Core inflation, which excludes accommodation and private transport, cooled to 1.9% year-on-year in November, The Monetary Authority of Singapore announced Monday, compared to October’s reading of 2.1% and 2.8% in September. 

This was attributed to a moderation in food and services inflation. On a month-on-month basis, the core consumer price index was flat.  

“On the domestic front, unit labor costs are projected to rise more gradually alongside moderating nominal wage growth and improving productivity,” MAS said, “Correspondingly, services inflation, which has been on an easing trend, should slow further over the rest of 2024.” 

Headline inflation, which includes accommodation and private transport, increased to 1.6% year-on-year in November from 1.4% in October. 

“This was driven by a more gradual decline in private transport costs, which outweighed the fall in core inflation,” MAS said. 

Sector Highlights 

The Private Transport segment saw costs fall at a slower pace in November, with prices falling 0.7% year-on-year compared to 2.5% in October. This was due to a smaller decrease in car prices.  
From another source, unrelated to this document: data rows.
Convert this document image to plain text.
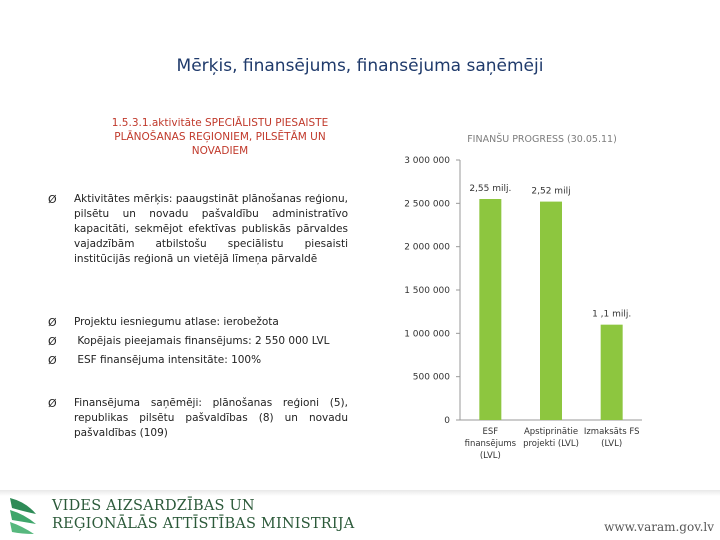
Mērķis, finansējums, finansējuma saņēmēji
1.5.3.1.aktivitāte SPECIĀLISTU PIESAISTE
PLĀNOŠANAS REĢIONIEM, PILSĒTĀM UN
NOVADIEM
Ø	Aktivitātes mērķis: paaugstināt plānošanas reģionu, pilsētu un novadu pašvaldību administratīvo kapacitāti, sekmējot efektīvas publiskās pārvaldes vajadzībām atbilstošu speciālistu piesaisti institūcijās reģionā un vietējā līmeņa pārvaldē
Ø	Projektu iesniegumu atlase: ierobežota
Ø	Kopējais pieejamais finansējums: 2 550 000 LVL
Ø	ESF finansējuma intensitāte: 100%
Ø	Finansējuma saņēmēji: plānošanas reģioni (5), republikas pilsētu pašvaldības (8) un novadu pašvaldības (109)
FINANŠU PROGRESS (30.05.11)
0
500 000
1 000 000
1 500 000
2 000 000
2 500 000
3 000 000
2,55 milj.
ESF
finansējums
(LVL)
2,52 milj
Apstiprinātie
projekti (LVL)
1 ,1 milj.
Izmaksāts FS
(LVL)
VIDES AIZSARDZĪBAS UN
REĢIONĀLĀS ATTĪSTĪBAS MINISTRIJA	www.varam.gov.lv
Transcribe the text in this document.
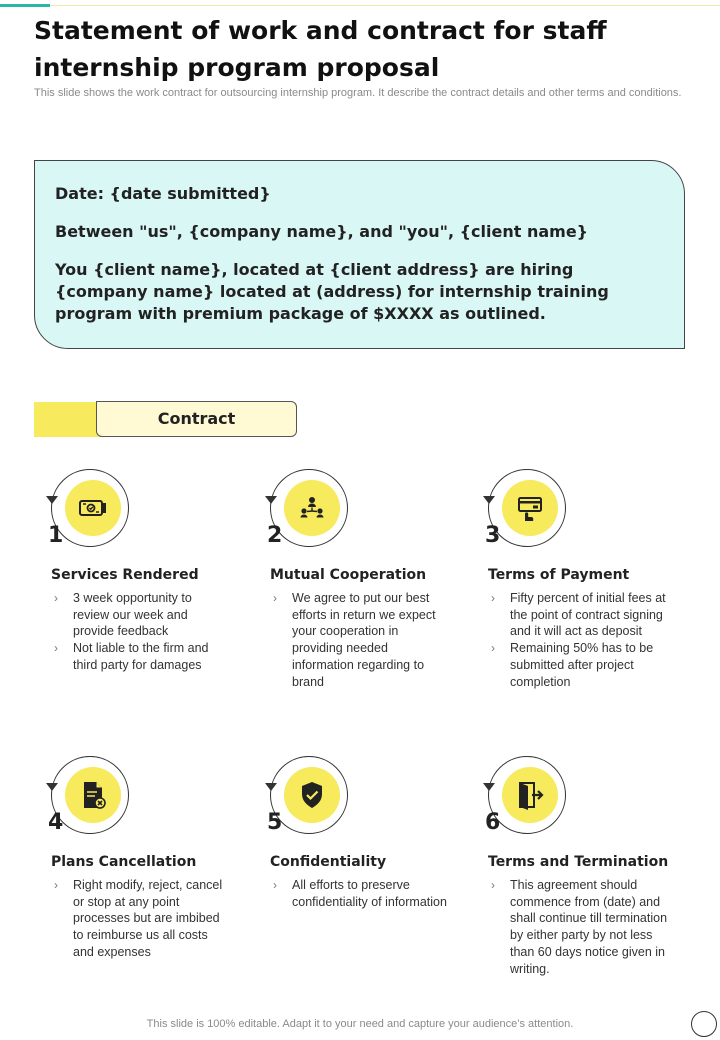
Statement of work and contract for staff internship program proposal
This slide shows the work contract for outsourcing internship program. It describe the contract details and other terms and conditions.

Date: {date submitted}

Between "us", {company name}, and "you", {client name}

You {client name}, located at {client address} are hiring {company name} located at (address) for internship training program with premium package of $XXXX as outlined.

Contract
1
Services Rendered
› 3 week opportunity to review our week and provide feedback
› Not liable to the firm and third party for damages
2
Mutual Cooperation
› We agree to put our best efforts in return we expect your cooperation in providing needed information regarding to brand
3
Terms of Payment
› Fifty percent of initial fees at the point of contract signing and it will act as deposit
› Remaining 50% has to be submitted after project completion
4
Plans Cancellation
› Right modify, reject, cancel or stop at any point processes but are imbibed to reimburse us all costs and expenses
5
Confidentiality
› All efforts to preserve confidentiality of information
6
Terms and Termination
› This agreement should commence from (date) and shall continue till termination by either party by not less than 60 days notice given in writing.
This slide is 100% editable. Adapt it to your need and capture your audience’s attention.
In the Services sector, inflation eased to 2.2% from 2.3%. This was thanks to a smaller increase in holiday expenses and a stronger decline in telecommunication services fees. 

Accommodation inflation decelerated slightly to 2.4% from 2.5% due to a smaller rise in the costs of housing rents. 

Food inflation cooled to 2.4% from 2.6% as the cost of non-cooked food and food services increased at a slower pace.  

Both Electricity & Gas and Retail & Other Goods inflation were flat at 2.5% and 0.1%, respectively. 

Outlook 

Going into 2025, there are both possible headwinds and tailwinds that could arise.  

“Domestically, stronger-than-expected labor market conditions could lead to a slower easing in unit labor cost growth. An intensification of geopolitical tensions may lead to higher commodity prices and add to imported costs,” MAS said. 

“Conversely, a significant downturn in the global economy could induce a greater easing of cost and price pressures, causing domestic inflation to come in lower than expected.” 

MAS core inflation is expected to stay under 2% through to end-2024. It is seen falling between 2.5% and 3.0% in 2024, then tapering to between 1.5% and 2.5% next year.  

Meanwhile, headline inflation is expected to come in at 2.5% for the whole of 2024, before cooling to between 1.5% and 2.5% in 2025.

“An anticipated pickup in private transport inflation amid the firm demand for cars should be more than offset by lower accommodation and core inflation next year,” MAS said.